Therefore your Halls, your ancient Colleges

Your portals statued with old kings and queens,
Your gardens, myriad volumed libraries,
Wax-lighted chapels, and rich carven screens,
Your doctors, and your proctors and your deans,
Shall not avail you, when the Day-beam sports
New-risen o'er awaken'd Albion. No!
Nor yet your solemn organ-pipes that blow
Melodious thunders thro' your vacant courts
At noon and eve, because your manner sorts
Not with this age wherefrom you stand apart,
Because the lips of little children preach
Against you, you that do profess to teach

And teach us nothing, feeding not the heart.

Mit besonderem fleisse hat Hallam Tennyson die aussprüche seines vaters über englische dichter aufgezeichnet. Wir wollen hier nur von einigen der interessantesten berichten. Da die namen Keats und Tennyson so oft gleichzeitig genannt werden, wollen wir mit äusserungen Alfred's über den sänger des Endymion den anfang machen.
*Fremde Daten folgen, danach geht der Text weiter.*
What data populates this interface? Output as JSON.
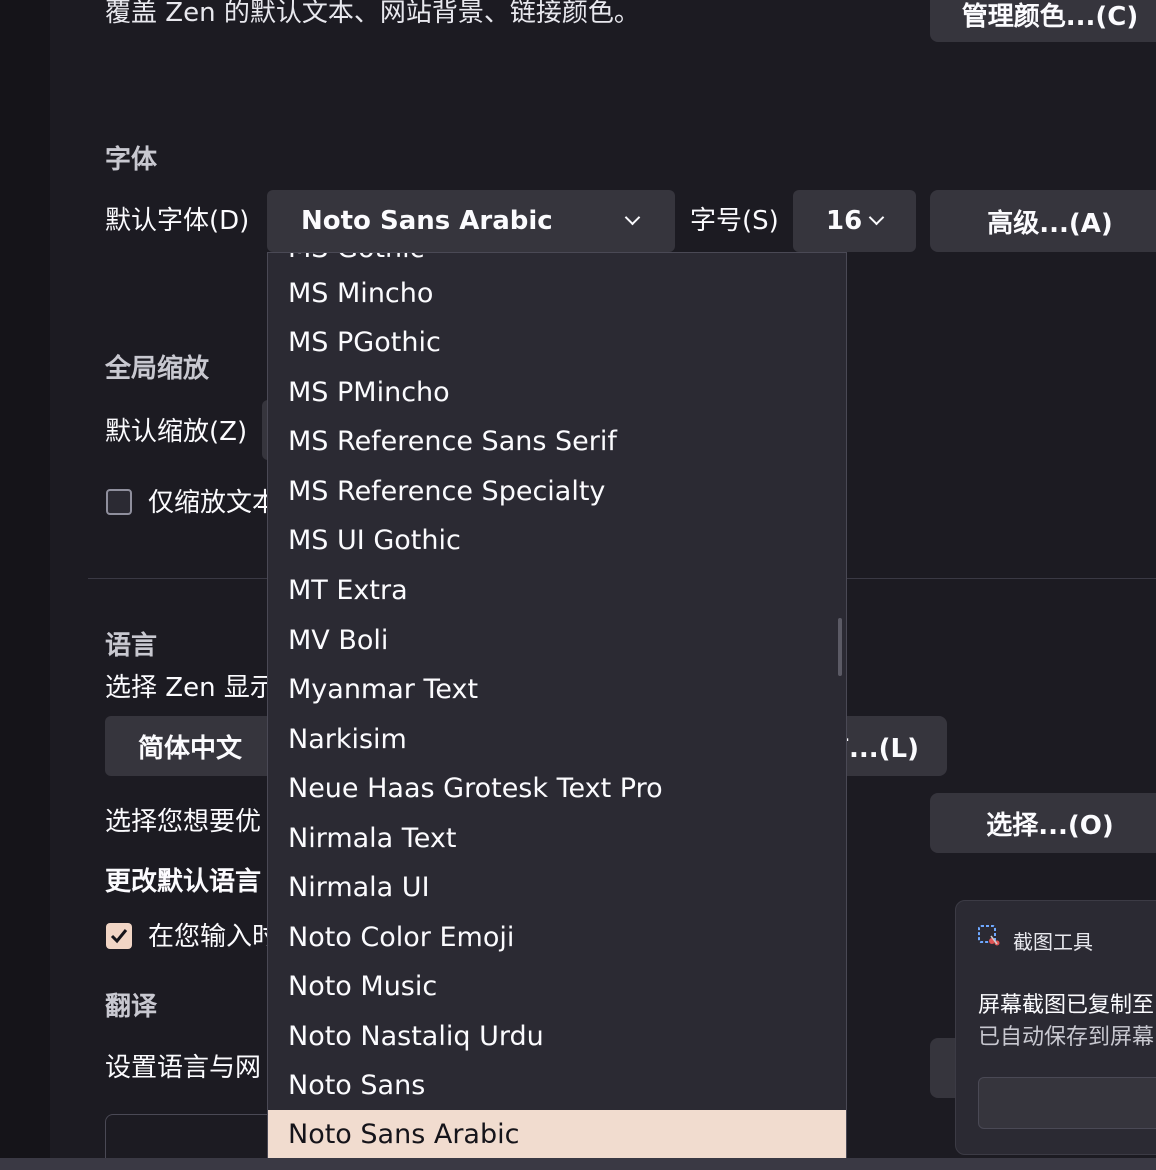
{
  "colors_intro": "覆盖 Zen 的默认文本、网站背景、链接颜色。",
  "manage_colors_button": "管理颜色...(C)",
  "fonts": {
    "heading": "字体",
    "default_font_label": "默认字体(D)",
    "default_font_value": "Noto Sans Arabic",
    "size_label": "字号(S)",
    "size_value": "16",
    "advanced_button": "高级...(A)"
  },
  "zoom": {
    "heading": "全局缩放",
    "default_zoom_label": "默认缩放(Z)",
    "text_only_label": "仅缩放文本",
    "text_only_checked": false
  },
  "language": {
    "heading": "语言",
    "intro": "选择 Zen 显示",
    "current_language": "简体中文",
    "alternatives_button": "言...(L)",
    "preferred_label": "选择您想要优",
    "choose_button": "选择...(O)",
    "change_default_heading": "更改默认语言",
    "spellcheck_label": "在您输入时",
    "spellcheck_checked": true
  },
  "translation": {
    "heading": "翻译",
    "intro": "设置语言与网"
  },
  "font_dropdown": {
    "options": [
      "MS Gothic",
      "MS Mincho",
      "MS PGothic",
      "MS PMincho",
      "MS Reference Sans Serif",
      "MS Reference Specialty",
      "MS UI Gothic",
      "MT Extra",
      "MV Boli",
      "Myanmar Text",
      "Narkisim",
      "Neue Haas Grotesk Text Pro",
      "Nirmala Text",
      "Nirmala UI",
      "Noto Color Emoji",
      "Noto Music",
      "Noto Nastaliq Urdu",
      "Noto Sans",
      "Noto Sans Arabic"
    ],
    "selected_index": 18
  },
  "toast": {
    "app_name": "截图工具",
    "line1": "屏幕截图已复制至",
    "line2": "已自动保存到屏幕"
  },
  "colors": {
    "background": "#1c1b22",
    "button": "#36353d",
    "dropdown": "#2b2a33",
    "selected_option": "#f1dccf",
    "accent": "#f1d5c5"
  }
}
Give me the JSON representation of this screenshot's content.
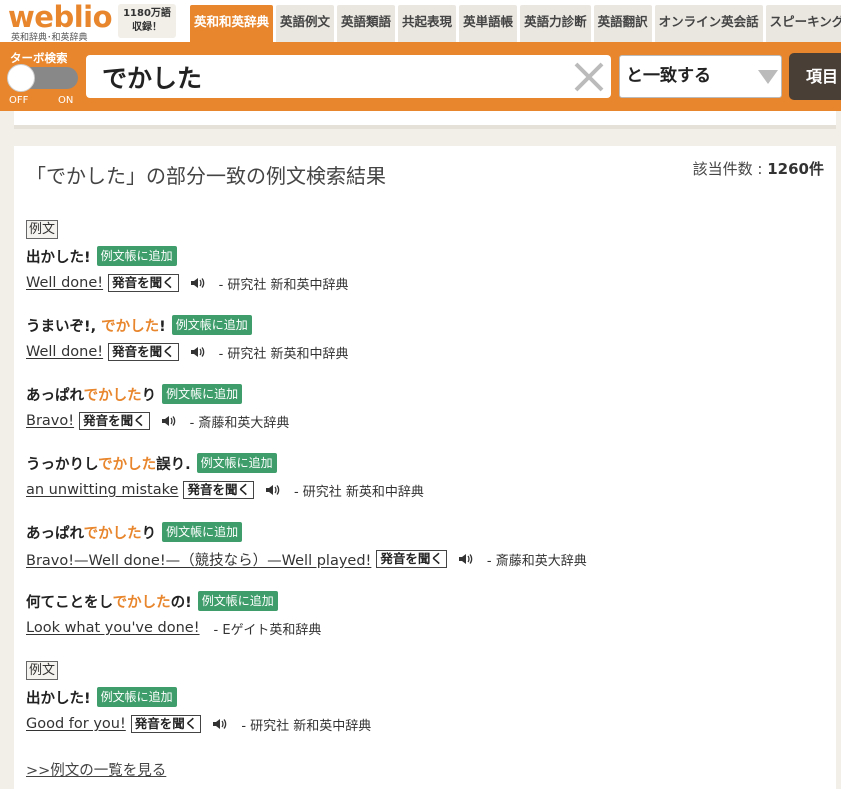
{
  "header": {
    "logo_text": "weblio",
    "logo_sub": "英和辞典･和英辞典",
    "count_line1": "1180万語",
    "count_line2": "収録！",
    "nav_tabs": [
      "英和和英辞典",
      "英語例文",
      "英語類語",
      "共起表現",
      "英単語帳",
      "英語力診断",
      "英語翻訳",
      "オンライン英会話",
      "スピーキング"
    ]
  },
  "search": {
    "turbo_label": "ターボ検索",
    "toggle_off": "OFF",
    "toggle_on": "ON",
    "query": "でかした",
    "match_mode": "と一致する",
    "item_button": "項目"
  },
  "results": {
    "title": "「でかした」の部分一致の例文検索結果",
    "count_label": "該当件数 : ",
    "count_value": "1260件",
    "section_label": "例文",
    "add_label": "例文帳に追加",
    "listen_label": "発音を聞く",
    "more_link": ">>例文の一覧を見る"
  },
  "entries": [
    {
      "ja_pre": "出かした!",
      "ja_hl": "",
      "ja_post": "",
      "en": [
        "Well done!"
      ],
      "source": "- 研究社 新和英中辞典"
    },
    {
      "ja_pre": "うまいぞ!, ",
      "ja_hl": "でかした",
      "ja_post": "!",
      "en": [
        "Well done!"
      ],
      "source": "- 研究社 新英和中辞典"
    },
    {
      "ja_pre": "あっぱれ",
      "ja_hl": "でかした",
      "ja_post": "り",
      "en": [
        "Bravo!"
      ],
      "source": "- 斎藤和英大辞典"
    },
    {
      "ja_pre": "うっかりし",
      "ja_hl": "でかした",
      "ja_post": "誤り.",
      "en": [
        "an unwitting mistake"
      ],
      "source": "- 研究社 新英和中辞典"
    },
    {
      "ja_pre": "あっぱれ",
      "ja_hl": "でかした",
      "ja_post": "り",
      "en": [
        "Bravo!—Well done!—（競技なら）—Well played!"
      ],
      "source": "- 斎藤和英大辞典"
    },
    {
      "ja_pre": "何てことをし",
      "ja_hl": "でかした",
      "ja_post": "の!",
      "en": [
        "Look what you've done!"
      ],
      "source": "- Eゲイト英和辞典"
    },
    {
      "ja_pre": "出かした!",
      "ja_hl": "",
      "ja_post": "",
      "en": [
        "Good for you!"
      ],
      "source": "- 研究社 新和英中辞典"
    }
  ]
}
Tennyson rühmt an Keats seinen idealen dichterblick (his high spiritual vision), die glückliche vereinigung von phantasie und scharfer beobachtungsgabe (a keen physical imagination). Er sagt, Keats sei im stande, in einer zeile ein ganzes landschaftsbild zu geben; allem, was er schreibe, sei etwas zauberhaftes, etwas von der tiefinnersten seele der poesie (of the innermost soul of poetry) zu eigen. Seinem blankvers mangele es freilich an originalität; er stehe über Shelley und wäre der grösste englische dichter seit Milton geworden, wenn er länger gelebt hätte; es sei nicht auszudenken, wie herrliches er geleistet haben würde. Auf die behauptung, Horaz und Keats seien seine beiden lehrmeister gewesen, entgegnet er, das habe er nie gesagt, wohl aber, beide seien meister gewesen (cf. I 152, II 70, 202, 286, 386).
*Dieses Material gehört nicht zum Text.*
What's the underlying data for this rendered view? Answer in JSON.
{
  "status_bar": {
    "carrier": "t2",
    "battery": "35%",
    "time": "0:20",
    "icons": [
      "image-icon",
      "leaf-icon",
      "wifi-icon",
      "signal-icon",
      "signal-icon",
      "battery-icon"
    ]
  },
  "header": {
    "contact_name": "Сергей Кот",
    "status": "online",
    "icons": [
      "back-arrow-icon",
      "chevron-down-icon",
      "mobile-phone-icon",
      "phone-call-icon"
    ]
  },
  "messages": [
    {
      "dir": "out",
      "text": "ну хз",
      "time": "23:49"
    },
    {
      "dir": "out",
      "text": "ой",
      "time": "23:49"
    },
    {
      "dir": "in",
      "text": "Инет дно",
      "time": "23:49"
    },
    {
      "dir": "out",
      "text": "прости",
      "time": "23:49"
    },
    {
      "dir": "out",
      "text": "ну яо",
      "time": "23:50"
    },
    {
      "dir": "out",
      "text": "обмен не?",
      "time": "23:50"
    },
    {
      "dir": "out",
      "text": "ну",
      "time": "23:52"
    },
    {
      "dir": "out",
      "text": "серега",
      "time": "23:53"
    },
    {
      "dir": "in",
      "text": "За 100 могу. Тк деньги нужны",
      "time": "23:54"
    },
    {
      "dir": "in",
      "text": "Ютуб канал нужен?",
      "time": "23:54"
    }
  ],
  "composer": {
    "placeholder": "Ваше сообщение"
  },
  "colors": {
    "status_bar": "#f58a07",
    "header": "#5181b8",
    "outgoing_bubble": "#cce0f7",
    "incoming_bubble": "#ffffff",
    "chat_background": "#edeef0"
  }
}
Von Byron und Shelley erklärt er, sie hätten der welt ein neues herz und frischen pulsschlag gegeben, wie gross auch ihre irrthümer gewesen seien. Er berichtet, welch tiefen eindruck es auf ihn gemacht habe, als er, ein knabe von vierzehn jahren, die nachricht vom tode des grossen geächteten erhielt; wie er den verfasser des Childe Harold so übermässig in seiner jugend bewundert habe, dass er seiner am schlusse gänzlich überdrüssig geworden sei und in seinen reiferen jahren nur noch die Vision of Judgement und theile aus Harold und Don Juan lesen konnte; Byron's verdienste lägen an der oberfläche, während Wordsworth ein liebevolles studium erfordere (cf. I 141, II 69).
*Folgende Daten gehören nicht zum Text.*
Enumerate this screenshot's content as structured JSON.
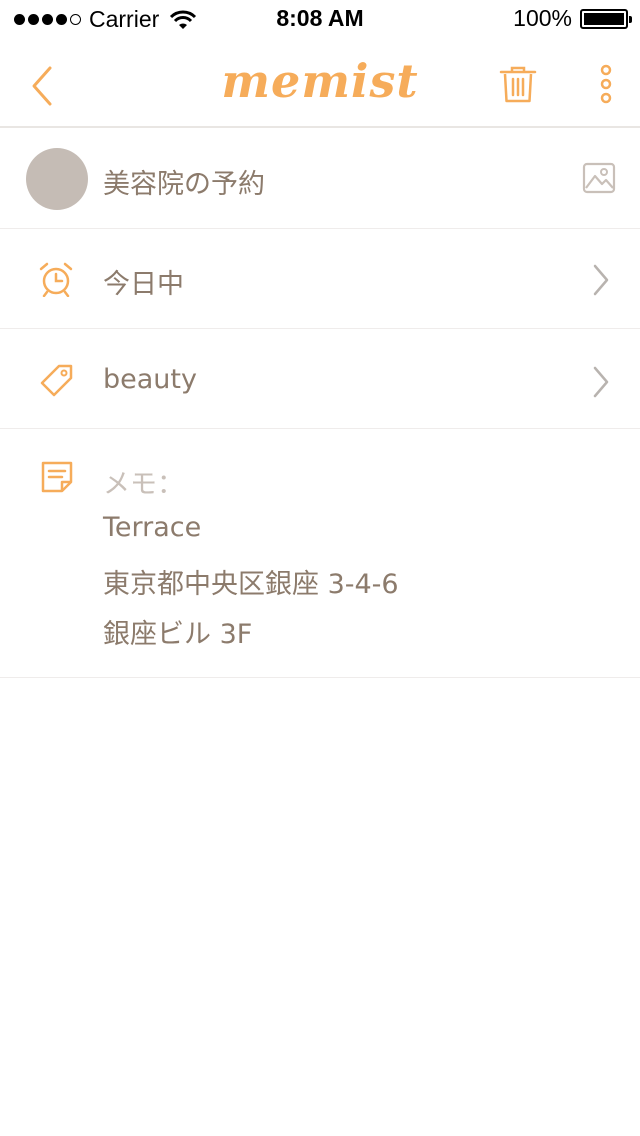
{
  "status_bar": {
    "carrier": "Carrier",
    "time": "8:08 AM",
    "battery": "100%"
  },
  "navbar": {
    "logo": "memist",
    "back_icon": "chevron-left-icon",
    "trash_icon": "trash-icon",
    "more_icon": "more-vertical-icon"
  },
  "title_row": {
    "title": "美容院の予約",
    "image_icon": "image-icon"
  },
  "reminder_row": {
    "label": "今日中",
    "icon": "alarm-clock-icon"
  },
  "tag_row": {
    "label": "beauty",
    "icon": "tag-icon"
  },
  "memo": {
    "label": "メモ：",
    "icon": "note-icon",
    "lines": [
      "Terrace",
      "東京都中央区銀座 3-4-6",
      "銀座ビル 3F"
    ]
  },
  "colors": {
    "accent": "#f6ac5a",
    "text": "#8c7b6c",
    "placeholder": "#c9c0b9",
    "avatar": "#c5bcb5",
    "divider": "#efeceb"
  }
}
Von Shelley äussert er, es sei viel wortgeklingel in einem guten theil seiner dichtung. Doch gehörten seine blankverse vielleicht zu den allerkunstvollsten in der modernen dichtung. Niemand habe Shelley so sehr bewundert,

wie er, und er bewundere ihn noch, besonders in „Alastor“, „Adonais“, „Prometheus Unbound“ und „Epipsychidion“. Shelley sei für ihn oft zu viel in den wolken. „The Lover's Tale", das einige als von Shelley beeinflusst betrachten, sei entstanden, bevor er etwas von diesem gelesen. Er stellt Shelley über Byron und sagt, es wäre ihm lieber gewesen, wenn er eher Shelley als letzteren kennen gelernt hätte (cf. II 69, 285, 402).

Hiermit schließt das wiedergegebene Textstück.